Introduced at last year’s Lotusphere event, Connections is a social networking application for the enterprise. It allows an organization to deliver a capability to build internal communities, enables users to create their own profiles, and tag profiles of others, create blogs, share bookmarks, and organize social networks. The Connections BlackBerry client, similar to RIM’s earlier Facebook client for BlackBerry, allows mobile users to access and manage their social networks while outside of the office.
Thus far one of the limiting factors in social networking in the enterprise has been the lack of tools to support mobile workers. Nemertes has consistently found a tremendous growth in mobile workers over the last few years. In a benchmark on the virtual workforce we released in early 2007 we noted that enterprises were increasing the number of mobile device deployments by 421%. Tools such as the Connections for BlackBerry client will extend the collaboration capabilities of the knowledge worker beyond the confines of their desktop or laptop computer. The emergence of mobility tools for collaboration further underscores the need for an enterprise-wide mobility strategy to plan for how to leverage emerging tools and technologies to improve the effectiveness of the mobile workforce.

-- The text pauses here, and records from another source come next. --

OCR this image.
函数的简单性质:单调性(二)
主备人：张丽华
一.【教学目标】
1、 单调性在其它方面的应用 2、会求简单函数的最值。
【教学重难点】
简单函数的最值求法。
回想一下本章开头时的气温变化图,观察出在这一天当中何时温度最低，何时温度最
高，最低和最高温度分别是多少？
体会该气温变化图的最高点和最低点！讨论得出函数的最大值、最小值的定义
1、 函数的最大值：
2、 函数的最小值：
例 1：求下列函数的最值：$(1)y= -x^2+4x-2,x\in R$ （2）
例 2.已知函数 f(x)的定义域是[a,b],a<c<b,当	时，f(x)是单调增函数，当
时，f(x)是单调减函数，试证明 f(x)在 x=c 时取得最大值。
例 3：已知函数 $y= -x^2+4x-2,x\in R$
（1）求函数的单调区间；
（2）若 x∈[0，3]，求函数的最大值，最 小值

The main drawback is that for now, only the BlackBerry platform is supported. Those who have bough iPhones, or who have Windows Mobile or Symbian-based mobile devices will need to rely on web-based interfaces, with a more kludgy user experience until such time as clients for additional hand-held operating systems are available.

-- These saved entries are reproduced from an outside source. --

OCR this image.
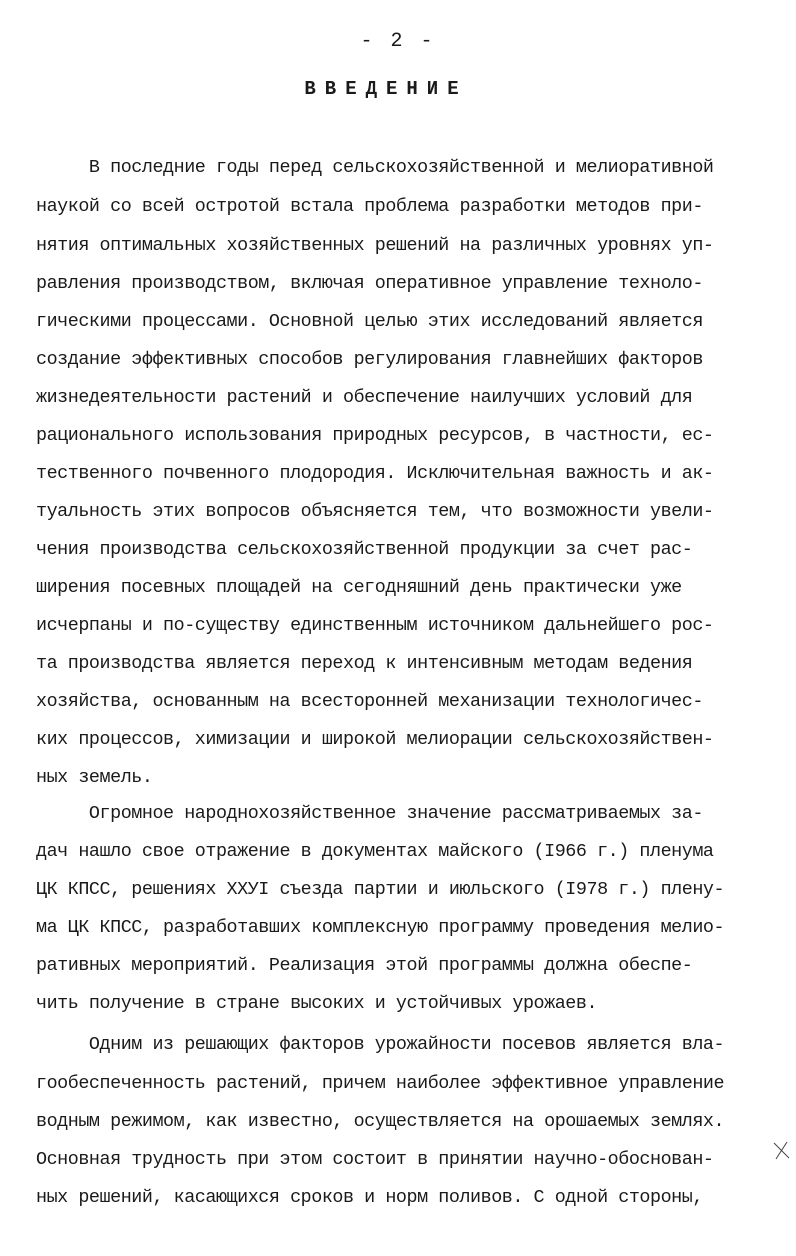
- 2 -
ВВЕДЕНИЕ
В последние годы перед сельскохозяйственной и мелиоративной
наукой со всей остротой встала проблема разработки методов при-
нятия оптимальных хозяйственных решений на различных уровнях уп-
равления производством, включая оперативное управление техноло-
гическими процессами. Основной целью этих исследований является
создание эффективных способов регулирования главнейших факторов
жизнедеятельности растений и обеспечение наилучших условий для
рационального использования природных ресурсов, в частности, ес-
тественного почвенного плодородия. Исключительная важность и ак-
туальность этих вопросов объясняется тем, что возможности увели-
чения производства сельскохозяйственной продукции за счет рас-
ширения посевных площадей на сегодняшний день практически уже
исчерпаны и по-существу единственным источником дальнейшего рос-
та производства является переход к интенсивным методам ведения
хозяйства, основанным на всесторонней механизации технологичес-
ких процессов, химизации и широкой мелиорации сельскохозяйствен-
ных земель.
Огромное народнохозяйственное значение рассматриваемых за-
дач нашло свое отражение в документах майского (I966 г.) пленума
ЦК КПСС, решениях ХХУI съезда партии и июльского (I978 г.) плену-
ма ЦК КПСС, разработавших комплексную программу проведения мелио-
ративных мероприятий. Реализация этой программы должна обеспе-
чить получение в стране высоких и устойчивых урожаев.
Одним из решающих факторов урожайности посевов является вла-
гообеспеченность растений, причем наиболее эффективное управление
водным режимом, как известно, осуществляется на орошаемых землях.
Основная трудность при этом состоит в принятии научно-обоснован-
ных решений, касающихся сроков и норм поливов. С одной стороны,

Still, this move represents a first step toward integrating of the mobile client with enterprise collaboration platforms. We’ve already seen a number of efforts to enable integration between VOIP systems and mobile phones (e.g. Cisco and Avaya’s acquistions of Orative and Traverse Networks respectively, and numerous offerings based on FirstHand’s mobile client), now we’re finally starting to see mobile apps move up stack, enabling not only integration with telephony platforms, but also with enterprise collaboration and social computing systems. Microsoft already enables development of mobile views into SharePoint Services via the use of predefined templates and form development tools, is a SharePoint mobile client much further away?